NEW YORK — Michael Rigas won’t be joining his father and brother behind bars — at least for the moment.
On Friday, a deadlocked jury told Judge Leonard Sand it could not decide whether to convict the former Adelphia chief operating officer on fraud charges in connection with the multibillion-dollar collapse of the company.
“You performed admirably,” the judge told the jury, which last week convicted Adelphia founder John Rigas and son Timothy of concocting a plot to deceive investors. “You are going to be discharged now with everyone’s thanks.”
Adelphia collapsed into bankruptcy in 2002 after it revealed the Rigases had borrowed more than $2.3 billion to buy company stock, burning investors and leaving an estimated $200 million in unpaid fees to programmers.
Company is being guided through bankruptcy by new management and is expected to be sold in a court-managed auction that could fetch more than $20 billion.
Judge Sand said a new trial for Michael Rigas could begin in mid-October.
But Rigas’ attorneys said they thought the odds that the government would mount a new trial were slim. “It’s hard to see that they would bring this whole apparatus back,” said Rigas attorney Kevin O’Brien. “Hopefully, we can convince the government that the public interest lies elsewhere.”
Government prosecutors would not say whether they would pursue a retrial.
Aside from Michael Mulcahey, a former Adelphia exec who was acquitted last week, Michael Rigas was considered by many to be the most difficult conviction to win for the government.

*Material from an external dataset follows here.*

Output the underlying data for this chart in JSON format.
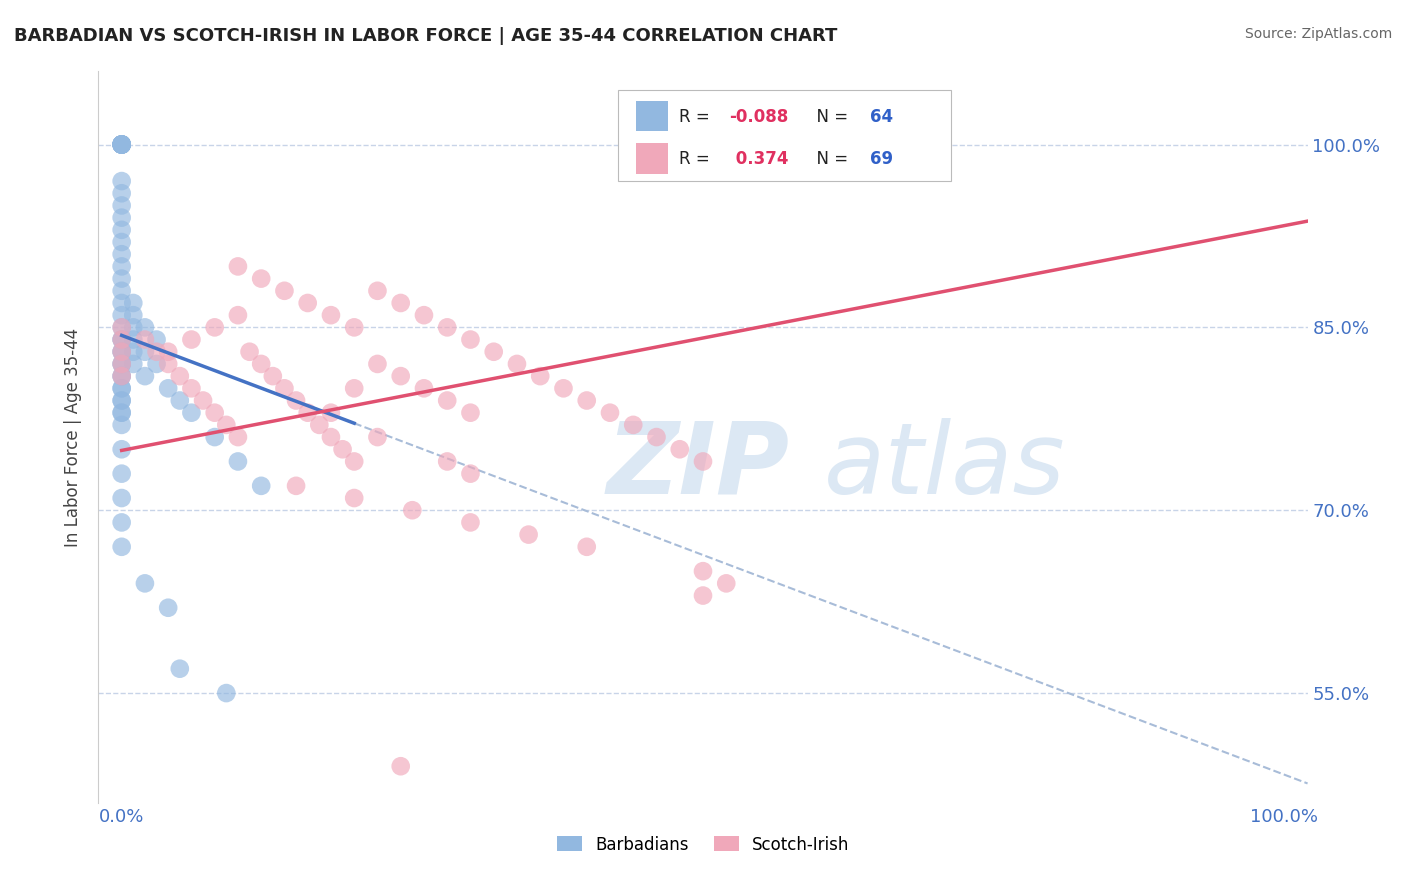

Unlike Timothy and John Rigas, no witness could remember Michael, 50, ever having set foot on the floor of the accounting department at the company’s headquarters in Coudersport, Pa., where most of the egregious crimes took place.
His signature was on the filings to the Securities and Exchange Commission — and to the investing public — that contained faulty and misleading information. But a former juror, interviewed after the trial, described the evidence against Michael as “cloudy,” while the evidence against John and Timothy was “clear as day.”
Michael Rigas was considered a more sympathetic defendant because he did not appear to have engaged in the flagrant excesses attributed to his father and brother.
John Rigas siphoned off an estimated $1 million a month for living expenses, while Timothy used the corporate jets to make tee times coast-to-coast and to squire the actress Peta Wilson around the Caribbean.
Adelphia staff said Michael Rigas was courteous to the help and always flew wearing a suit and tie. He was found by prosecutors to have used a corporate jet for personal use just once, when he accompanied his father to the Mayo Clinic in Minneapolis for cancer treatment.
“It does prove that he was a good son, but not a criminal,” said his attorney, Andrew Levander.